Yes, DFS definitely will let you do this. It's for free too. It is pretty much like NFS for windows. There are quite a few other benefits. But you would need to transition everyone onto that.
DFS as Microsoft distribute it is usable but pretty hard to maintain. You might want to look at the VFM product that NeApp has. It adds quite a few number of tools (auto failover, auto migration, reporting) to DFS.
Derek
-----Original Message----- From: Skottie Miller [mailto:skottie@anim.dreamworks.com] Sent: Wednesday, May 12, 2004 9:51 AM To: Jack Lyons Cc: 'toasters@mathworks.com' Subject: Re: QTree Size limits
Jack Lyons wrote:
I have a 1.31 TB volume that is 90% full. There are two solutions I have available to me. One is to try to reduce the amount of space on the volume (but meeting resistance by users). The other is to add space. I am trying to get approval for another TB of disk space, but I don't think the best solution is to add it to the existing QTree. My backup window for this volume is 14 -15 hours currently and would only get bigger if I add space and that is not acceptable. I know I can another qtree / cifs share but I was hoping I could do it in such a way that I would still have another Qtree but make it available to the user via a single CIFS Share.
seems you may want to investigate backup system changes; a 14 hour window for a 1.3 TB volume is terrible. what backup product(s) are you using?

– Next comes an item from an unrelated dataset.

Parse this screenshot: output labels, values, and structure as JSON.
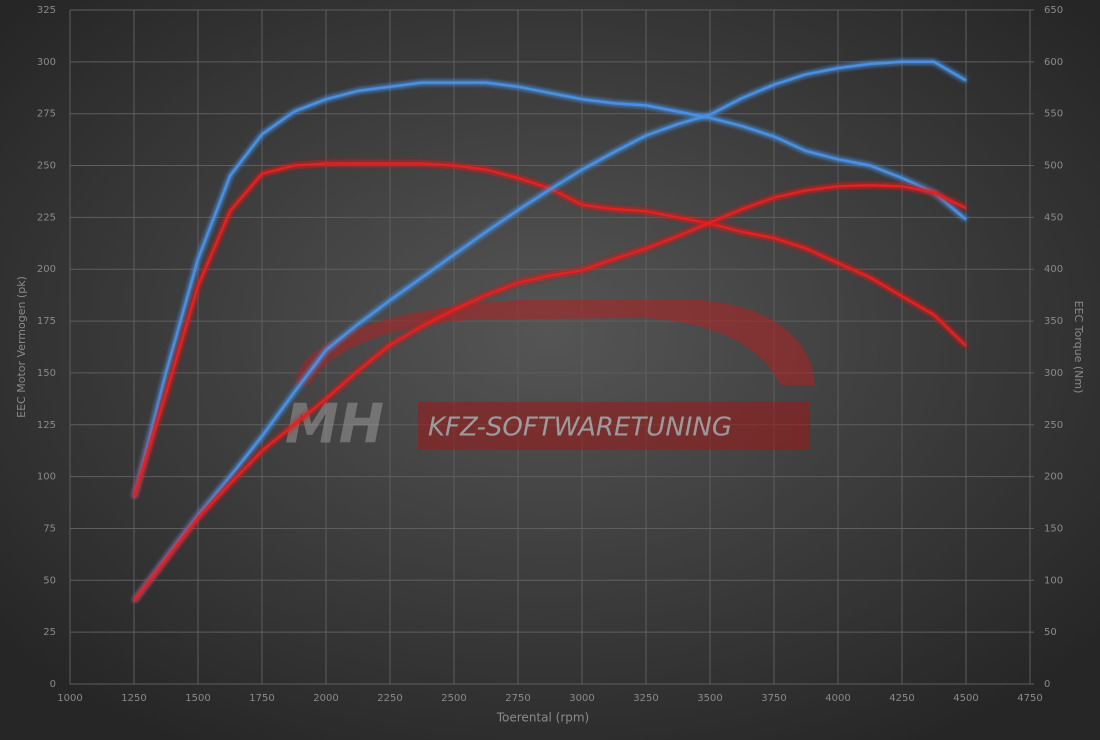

For reference, we churn 800 - 1.2 TB per night, out of 40 TB online, and the first-phase backup window (filer to stage pools) is 4 - 6 hours long. Then the data moves from staging pool to tape, outside the backup window. We use Tivoli storage manager off three Linux backup servers, doing file-at-a-time differential backups over NFS.
I was hoping I could add another volume, probably /vol/vol2 with a qtree called /vol/vol2/active clients and some how make it appear to the user as a subdirectory under \server\creative file:///\\server\creative
Do you use DFS to mount shares ? My windows guys think DFS supports nesting shares as you describe.